KAPASİTE ARTIRIMI SONRASI NİHAİ TÜKETİCİYE UN SATIŞI PLANI

 

Bize Torku’nun ileriye dönük hedefleri ve planlarından da bahseder misiniz?

Büyümeye müsait entegre tesis mantığıyla yapılan fabrikanın kapasitesinin kademeli olarak arttırılması planlanmaktadır. Endüstriyel un üretiminde çok önemli bir açığı kapatacak olan fabrikamız, şu aşamada Torku Bisküvi, Kek, Kraker, Gofret Üretim Tesisleri’nin un hammaddesini karşılıyor. Ancak pazara da satış gerçekleştirecek olan Torku Un Fabrikası, bölge illerindeki bisküvi fabrikalarının hammadde teminine de katkı yapacak. İkinci planımız da mevcut hattın kapasitesinin doldurulmasının akabinde diğer hattın çalışmalarına başlayarak,diğer un çeşitlerini tüketici ile buluşturmak.

 

Bize Torku’nun İnovasyon’ ve Ar-Ge’ye yaklaşımı hakkında neler söyleyebilirsiniz?

‘İnsana saygı’ politikasının gereği olarak en kaliteli ve güvenilir ürünlerin üretildiği tesisimiz, TSE ISO 9001, 22000 belgeleri, ürün gruplarında TSE belgeleriyle marka tesciliyle güvenilir ürünler üretmeye devam ediyor.‘Doğal olarak bizden’...

 

Türkiye son yıllarda un ihracatında önemli başarılara imza atıyor. Dünya un ihracatının üçte birini tek başına karşılıyor. Türkiye’nin un ihracatındaki başarısını neye bağlıyorsunuz? Sizce bu başarı sürdürülebilir mi?

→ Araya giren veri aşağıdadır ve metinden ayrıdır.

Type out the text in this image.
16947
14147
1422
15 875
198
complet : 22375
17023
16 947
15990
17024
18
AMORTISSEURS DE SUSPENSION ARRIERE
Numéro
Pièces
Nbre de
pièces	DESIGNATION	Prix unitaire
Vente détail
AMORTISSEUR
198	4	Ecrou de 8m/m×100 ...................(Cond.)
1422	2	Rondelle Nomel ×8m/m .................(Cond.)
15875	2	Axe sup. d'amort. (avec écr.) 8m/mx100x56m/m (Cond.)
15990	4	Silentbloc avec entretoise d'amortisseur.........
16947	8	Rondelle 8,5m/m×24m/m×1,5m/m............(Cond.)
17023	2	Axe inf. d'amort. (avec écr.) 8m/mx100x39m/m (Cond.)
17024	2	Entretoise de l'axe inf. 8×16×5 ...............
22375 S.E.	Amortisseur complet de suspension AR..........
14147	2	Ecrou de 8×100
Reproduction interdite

Bu başarıyı bu işe gönül vermiş kişilerin gayretlerine ve özverilerine bağlıyorum.Bu başarının katlanarak devam etmesi en büyük arzumuzdur. Dışarıya muhtaç olan değil, dışarıya sağlıklı,kaliteli ürünler üretebilen güçlü Türkiye olmak en büyük hayalimiz. Bu başarının artması için, boyun eğen değil,kendi ayakları üstünde dimdik duran bir Türkiye için hepimiz üzerimize düşeni,fazlasıyla yaparak yılmadan,usanmadan daha çok çalışarak katkı sağlamalıyız.